La lección de la higuera

32»Aprendan la enseñanza que da la higuera. Cuando a este árbol le salen ramas tiernas y hojas nuevas, ustedes saben que ya se acerca el verano. 33Del mismo modo, cuando vean que todo está pasando como les he dicho, sabrán que pronto vendré de nuevo. 34Les aseguro que todo esto pasará antes de que mueran algunos de los que ahora están vivos. 35El cielo y la tierra dejarán de existir, pero mis palabras permanecerán para siempre.

36»Nadie sabe el día ni la hora en que yo vendré; no lo saben ni siquiera los ángeles del cielo. Es más, tampoco yo lo sé. Solo Dios, mi Padre, lo sabe.

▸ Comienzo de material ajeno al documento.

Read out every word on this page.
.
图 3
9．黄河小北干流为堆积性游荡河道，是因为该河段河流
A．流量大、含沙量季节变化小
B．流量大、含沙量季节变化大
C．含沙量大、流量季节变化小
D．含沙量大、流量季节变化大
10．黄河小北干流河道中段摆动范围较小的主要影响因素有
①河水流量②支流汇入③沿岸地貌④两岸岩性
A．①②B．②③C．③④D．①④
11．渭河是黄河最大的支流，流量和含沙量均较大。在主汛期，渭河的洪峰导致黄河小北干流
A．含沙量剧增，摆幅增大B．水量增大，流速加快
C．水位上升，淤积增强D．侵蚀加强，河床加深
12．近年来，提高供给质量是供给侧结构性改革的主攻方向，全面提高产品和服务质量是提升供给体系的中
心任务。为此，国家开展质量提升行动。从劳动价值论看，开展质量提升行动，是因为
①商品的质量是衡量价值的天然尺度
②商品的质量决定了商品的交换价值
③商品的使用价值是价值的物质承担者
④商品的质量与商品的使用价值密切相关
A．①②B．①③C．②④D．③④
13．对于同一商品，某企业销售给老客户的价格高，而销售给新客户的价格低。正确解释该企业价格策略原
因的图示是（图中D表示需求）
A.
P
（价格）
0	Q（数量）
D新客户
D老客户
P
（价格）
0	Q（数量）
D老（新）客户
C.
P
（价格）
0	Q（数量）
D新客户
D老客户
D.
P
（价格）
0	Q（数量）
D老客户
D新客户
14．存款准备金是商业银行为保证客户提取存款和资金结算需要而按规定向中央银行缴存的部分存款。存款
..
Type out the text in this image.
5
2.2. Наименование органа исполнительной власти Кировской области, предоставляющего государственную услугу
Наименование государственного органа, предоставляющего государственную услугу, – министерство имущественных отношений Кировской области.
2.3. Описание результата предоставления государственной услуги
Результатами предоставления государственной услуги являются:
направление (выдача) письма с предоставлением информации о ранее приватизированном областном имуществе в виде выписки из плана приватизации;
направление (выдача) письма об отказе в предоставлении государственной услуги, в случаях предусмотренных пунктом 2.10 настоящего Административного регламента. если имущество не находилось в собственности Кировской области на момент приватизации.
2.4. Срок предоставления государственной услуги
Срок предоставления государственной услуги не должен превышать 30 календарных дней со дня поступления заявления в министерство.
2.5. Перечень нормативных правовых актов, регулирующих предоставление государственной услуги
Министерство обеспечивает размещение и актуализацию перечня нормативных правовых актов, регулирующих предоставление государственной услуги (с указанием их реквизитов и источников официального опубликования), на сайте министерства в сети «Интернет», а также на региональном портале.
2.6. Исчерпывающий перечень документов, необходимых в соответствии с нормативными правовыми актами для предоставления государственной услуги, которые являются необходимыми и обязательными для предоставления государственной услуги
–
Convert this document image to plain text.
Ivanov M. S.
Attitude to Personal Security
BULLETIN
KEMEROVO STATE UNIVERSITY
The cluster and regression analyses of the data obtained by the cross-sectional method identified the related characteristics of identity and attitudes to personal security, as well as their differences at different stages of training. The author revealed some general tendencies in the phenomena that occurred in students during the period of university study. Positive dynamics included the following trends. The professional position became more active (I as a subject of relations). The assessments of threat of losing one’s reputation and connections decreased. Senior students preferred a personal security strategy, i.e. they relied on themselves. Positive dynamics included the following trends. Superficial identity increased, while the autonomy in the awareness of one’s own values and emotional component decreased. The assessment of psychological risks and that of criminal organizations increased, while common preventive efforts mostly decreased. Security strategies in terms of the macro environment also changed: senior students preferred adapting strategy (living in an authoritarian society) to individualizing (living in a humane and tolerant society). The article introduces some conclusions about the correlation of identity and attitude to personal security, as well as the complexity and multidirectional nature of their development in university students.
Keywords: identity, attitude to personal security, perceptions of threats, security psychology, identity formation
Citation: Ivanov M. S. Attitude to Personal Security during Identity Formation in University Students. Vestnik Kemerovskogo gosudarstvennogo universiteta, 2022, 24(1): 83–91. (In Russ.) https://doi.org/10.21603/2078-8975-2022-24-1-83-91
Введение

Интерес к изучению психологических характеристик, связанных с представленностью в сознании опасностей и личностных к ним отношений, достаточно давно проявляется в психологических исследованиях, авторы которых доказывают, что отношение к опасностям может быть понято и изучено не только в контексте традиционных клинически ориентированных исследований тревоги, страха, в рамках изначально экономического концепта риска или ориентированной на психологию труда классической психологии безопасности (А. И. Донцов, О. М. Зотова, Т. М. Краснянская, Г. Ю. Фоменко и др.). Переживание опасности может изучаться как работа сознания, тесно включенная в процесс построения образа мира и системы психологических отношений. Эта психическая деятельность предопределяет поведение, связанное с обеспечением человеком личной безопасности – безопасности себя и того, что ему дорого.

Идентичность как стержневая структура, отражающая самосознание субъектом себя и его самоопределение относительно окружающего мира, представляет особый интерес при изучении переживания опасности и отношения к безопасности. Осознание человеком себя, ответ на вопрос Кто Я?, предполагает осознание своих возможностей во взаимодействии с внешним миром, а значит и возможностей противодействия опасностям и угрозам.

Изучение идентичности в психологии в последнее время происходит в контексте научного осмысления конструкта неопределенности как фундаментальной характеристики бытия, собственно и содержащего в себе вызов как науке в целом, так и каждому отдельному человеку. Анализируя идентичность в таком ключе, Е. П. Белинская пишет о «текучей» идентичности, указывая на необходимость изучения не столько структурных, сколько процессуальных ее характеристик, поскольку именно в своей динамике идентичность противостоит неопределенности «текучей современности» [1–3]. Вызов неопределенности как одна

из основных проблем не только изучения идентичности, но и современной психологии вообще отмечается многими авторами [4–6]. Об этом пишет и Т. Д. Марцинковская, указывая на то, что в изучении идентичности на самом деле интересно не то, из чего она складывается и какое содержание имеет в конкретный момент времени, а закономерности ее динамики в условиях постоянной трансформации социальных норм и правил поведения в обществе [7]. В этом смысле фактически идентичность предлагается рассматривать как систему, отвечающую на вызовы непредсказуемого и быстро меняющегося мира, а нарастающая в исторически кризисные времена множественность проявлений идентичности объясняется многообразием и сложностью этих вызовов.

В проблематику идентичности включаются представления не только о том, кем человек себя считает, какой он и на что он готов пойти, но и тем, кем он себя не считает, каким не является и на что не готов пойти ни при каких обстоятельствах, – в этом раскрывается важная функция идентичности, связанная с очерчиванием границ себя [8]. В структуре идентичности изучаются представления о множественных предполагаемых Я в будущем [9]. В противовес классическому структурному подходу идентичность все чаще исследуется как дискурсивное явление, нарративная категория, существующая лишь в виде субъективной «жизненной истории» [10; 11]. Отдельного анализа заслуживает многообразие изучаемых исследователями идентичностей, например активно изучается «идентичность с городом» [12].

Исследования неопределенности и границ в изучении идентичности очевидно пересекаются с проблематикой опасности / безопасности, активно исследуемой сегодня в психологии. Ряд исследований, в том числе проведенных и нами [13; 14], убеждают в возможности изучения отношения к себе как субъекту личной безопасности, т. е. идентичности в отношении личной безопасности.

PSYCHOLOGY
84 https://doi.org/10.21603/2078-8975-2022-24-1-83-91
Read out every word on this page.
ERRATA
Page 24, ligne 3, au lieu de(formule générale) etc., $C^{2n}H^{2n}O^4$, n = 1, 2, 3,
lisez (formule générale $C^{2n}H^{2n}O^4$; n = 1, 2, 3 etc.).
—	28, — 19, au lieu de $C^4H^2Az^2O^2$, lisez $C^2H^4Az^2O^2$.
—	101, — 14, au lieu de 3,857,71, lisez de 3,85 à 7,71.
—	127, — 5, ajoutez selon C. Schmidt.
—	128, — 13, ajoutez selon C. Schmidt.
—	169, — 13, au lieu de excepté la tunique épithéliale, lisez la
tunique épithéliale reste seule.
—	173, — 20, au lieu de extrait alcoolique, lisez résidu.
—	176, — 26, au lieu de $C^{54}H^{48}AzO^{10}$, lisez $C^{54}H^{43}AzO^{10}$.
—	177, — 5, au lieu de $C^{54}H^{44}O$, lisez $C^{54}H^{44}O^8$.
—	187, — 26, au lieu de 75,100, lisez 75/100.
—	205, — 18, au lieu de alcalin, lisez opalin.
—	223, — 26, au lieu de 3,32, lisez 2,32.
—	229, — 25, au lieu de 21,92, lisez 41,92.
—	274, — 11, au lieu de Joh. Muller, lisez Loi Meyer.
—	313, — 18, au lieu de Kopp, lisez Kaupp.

37»Cuando yo, el Hijo del hombre, venga otra vez, la gente estará viviendo como en la época de Noé. 38En ese tiempo la gente seguía comiendo, bebiendo y casándose, hasta el momento mismo en que Noé entró en la casa flotante; y luego vino la inundación. 39La gente no sabía lo que pasaba, hasta el momento en que llegó el diluvio y todos se ahogaron. Algo así pasará cuando yo, el Hijo del hombre, venga otra vez. 40Si en ese momento hay dos hombres trabajando en el campo, me llevaré a uno y dejaré al otro. 41Si dos mujeres están moliendo granos, me llevaré a una y dejaré a la otra. 42Por eso, estén siempre alerta, pues ustedes no saben el día en que yo, su Señor, vendré otra vez. 43Les aseguro que si el dueño de una casa supiera a qué hora va a llegar el ladrón, vigilaría la casa y no permitiría que el ladrón entrara. 44Del mismo modo, ustedes deben estar atentos y preparados, porque yo, el Hijo del hombre, llegaré cuando menos lo esperen.

Los sirvientes

(Lc 12.41-48)

45»¿Quién es el sirviente responsable y atento? Es aquel a quien el amo deja a cargo de toda su familia, para darles de comer a su debido tiempo. 46¡Qué feliz es el sirviente si su dueño lo encuentra cumpliendo sus órdenes! 47Les aseguro que el dueño lo pondrá a administrar todas sus posesiones. 48Pero supongamos que un sirviente malo piensa: “Mi amo salió de viaje y tardará mucho en volver”, 49y comienza a golpear a sus compañeros, y a comer y beber con borrachos. 50Cuando vuelva su amo, en el día y la hora en que el sirviente menos lo espere, 51lo castigará como se castiga a todos los que engañan a sus amos. Entonces llorará y le rechinarán de terror los dientes.